Pertanto, se il nodo della questione è aree interne versus città, difficilmente il dibattito sortirà qualche esito, come raramente portano frutti le contrapposizioni e le facili rivalse. Finita l’emergenza, forse troppo breve, seppur drammatica, per avere effetti concreti su politiche e comportamenti, torneremo a verificare che le aree interne sono quello che erano prima della pandemia e che, nella maggioranza dei casi, chi vi si è rifugiato per sfuggire al pericolo di un contagio non vi troverà le condizioni per “restare”. A conferma di ciò basta osservare, come peraltro opportunamente fanno Coppola, Curci e Lanzani su questo blog (Covid 2019. È necessario elaborare politiche differenziate nei diversi territori e guardare diversamente al sud d’Italia, 16 aprile 2020) che sia nell’organizzazione dell’emergenza che nei primi, confusi programmi post-quarantena, le politiche nazionali di gestione del territorio non sembrano guardare alle aree interne o quelle fragili del sud d’Italia come a potenziali risorse per la ripartenza. Se guardiamo alle città, poi, in fondo, le fragilità che la pandemia ha lasciato emergere in modo così dirompente, erano già per molti versi latenti.

Non ci sono dunque né vincitori, né vinti.

Riducendo di molto la portata del nostro sguardo ambizioso sul futuro, ci sarebbe invece da osservare e analizzare un fenomeno di questi giorni, che riguarda la capacità delle comunità, piccole o grandi, di quartieri di città o di villaggi, di reagire riorganizzandosi intorno al tema della cura e della solidarietà, mostrando peraltro risorse inaspettate. Forse è vero che questi “piccoli conati di autodifesa” (G. Carrosio, Cittadinanza e aree interne in Italia nell’ambito della giornata di studi Un’agenda di ricerca per le fragilità territoriali, DAStU Dipartimento d’eccellenza Fragilità territoriali, Politecnico di Milano, 26 marzo 2019) trovano, e non da ora, terreno più fertile nei territori che da tempo combattono marginalità e diseguaglianze civili, perché quando si ha poco si è costretti a sopperire con creatività e ingegno. A maggior ragione dunque, questo non è il tempo della contrapposizione ma della condivisione di esperienze e risultati. Si tratta, è vero, di microprogetti che hanno probabilmente scarsa incidenza sulla portata dirompente e drammatica del fenomeno Covid, che tuttavia ci invitano a riflettere sul ruolo delle risorse di comunità e sul fatto che indipendentemente da dove le si pratichino, sono un importante segnale di resistenza (e di speranza) nei tempi difficili che ci aspettano.

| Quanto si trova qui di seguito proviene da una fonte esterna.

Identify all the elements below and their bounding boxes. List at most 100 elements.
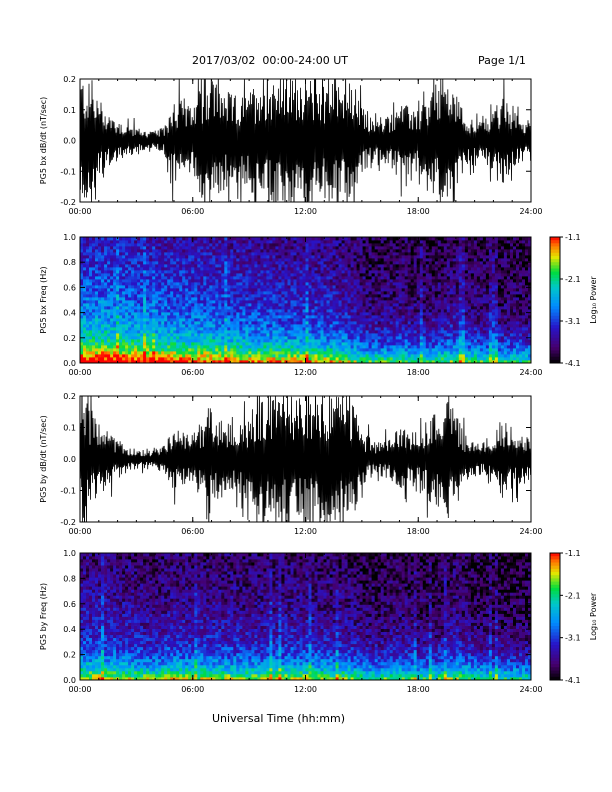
heatmap-cell (350, 342, 354, 346)
heatmap-cell (140, 267, 144, 271)
heatmap-cell (314, 294, 318, 298)
heatmap-cell (89, 303, 93, 307)
heatmap-cell (233, 327, 237, 331)
heatmap-cell (257, 264, 261, 268)
heatmap-cell (176, 255, 180, 259)
heatmap-cell (314, 297, 318, 301)
heatmap-cell (233, 315, 237, 319)
heatmap-cell (401, 282, 406, 286)
heatmap-cell (368, 336, 372, 340)
heatmap-cell (365, 285, 369, 289)
heatmap-cell (194, 267, 198, 271)
heatmap-cell (395, 255, 400, 259)
heatmap-cell (296, 339, 300, 343)
heatmap-cell (95, 342, 99, 346)
heatmap-cell (176, 249, 180, 253)
heatmap-cell (299, 312, 303, 316)
heatmap-cell (377, 291, 382, 295)
heatmap-cell (248, 318, 252, 322)
heatmap-cell (365, 243, 369, 247)
heatmap-cell (344, 255, 348, 259)
heatmap-cell (110, 237, 114, 241)
heatmap-cell (116, 285, 120, 289)
heatmap-cell (212, 321, 216, 325)
heatmap-cell (98, 348, 102, 352)
heatmap-cell (86, 315, 90, 319)
heatmap-cell (239, 270, 243, 274)
heatmap-cell (359, 237, 363, 241)
heatmap-cell (167, 246, 171, 250)
heatmap-cell (125, 309, 129, 313)
heatmap-cell (425, 258, 430, 262)
heatmap-cell (422, 306, 427, 310)
heatmap-cell (338, 324, 342, 328)
heatmap-cell (365, 294, 369, 298)
heatmap-cell (92, 264, 96, 268)
heatmap-cell (332, 324, 336, 328)
heatmap-cell (80, 318, 84, 322)
heatmap-cell (221, 258, 225, 262)
heatmap-cell (248, 342, 252, 346)
heatmap-cell (311, 246, 315, 250)
heatmap-cell (254, 348, 258, 352)
heatmap-cell (398, 330, 403, 334)
heatmap-cell (332, 336, 336, 340)
heatmap-cell (230, 333, 234, 337)
heatmap-cell (326, 291, 330, 295)
heatmap-cell (173, 246, 177, 250)
heatmap-cell (245, 312, 249, 316)
heatmap-cell (101, 258, 105, 262)
heatmap-cell (131, 288, 135, 292)
heatmap-cell (413, 285, 418, 289)
heatmap-cell (110, 285, 114, 289)
heatmap-cell (185, 258, 189, 262)
heatmap-cell (353, 294, 357, 298)
heatmap-cell (341, 258, 345, 262)
heatmap-cell (140, 303, 144, 307)
heatmap-cell (254, 324, 258, 328)
heatmap-cell (122, 249, 126, 253)
heatmap-cell (365, 354, 369, 358)
heatmap-cell (83, 303, 87, 307)
heatmap-cell (155, 333, 159, 337)
heatmap-cell (176, 267, 180, 271)
heatmap-cell (119, 306, 123, 310)
heatmap-cell (209, 297, 213, 301)
heatmap-cell (308, 261, 312, 265)
heatmap-cell (374, 354, 379, 358)
heatmap-cell (89, 348, 93, 352)
heatmap-cell (380, 330, 385, 334)
heatmap-cell (365, 237, 369, 241)
heatmap-cell (152, 285, 156, 289)
heatmap-cell (368, 309, 372, 313)
heatmap-cell (230, 294, 234, 298)
heatmap-cell (83, 294, 87, 298)
heatmap-cell (89, 309, 93, 313)
heatmap-cell (410, 354, 415, 358)
heatmap-cell (398, 261, 403, 265)
heatmap-cell (251, 303, 255, 307)
heatmap-cell (230, 306, 234, 310)
heatmap-cell (176, 285, 180, 289)
heatmap-cell (131, 252, 135, 256)
heatmap-cell (209, 243, 213, 247)
heatmap-cell (356, 354, 360, 358)
heatmap-cell (269, 318, 273, 322)
heatmap-cell (290, 288, 294, 292)
heatmap-cell (233, 270, 237, 274)
heatmap-cell (146, 282, 150, 286)
heatmap-cell (284, 252, 288, 256)
heatmap-cell (167, 300, 171, 304)
heatmap-cell (353, 318, 357, 322)
heatmap-cell (353, 360, 357, 364)
heatmap-cell (305, 270, 309, 274)
heatmap-cell (92, 315, 96, 319)
heatmap-cell (236, 318, 240, 322)
heatmap-cell (236, 333, 240, 337)
heatmap-cell (215, 306, 219, 310)
heatmap-cell (278, 297, 282, 301)
heatmap-cell (293, 342, 297, 346)
heatmap-cell (308, 318, 312, 322)
heatmap-cell (338, 252, 342, 256)
heatmap-cell (404, 315, 409, 319)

A chi, come noi, fa ricerca sul territorio, si offre dunque l’occasione di raccogliere e interpretare questi fenomeni, spontanei, è vero, ma molto spesso più efficaci delle politiche concertate, e di verificare eventualmente la possibilità di trasformarli in qualcosa di più. Nella fase di post-emergenza (o di semi-emergenza) che ci attende questo sarebbe già un gran risultato.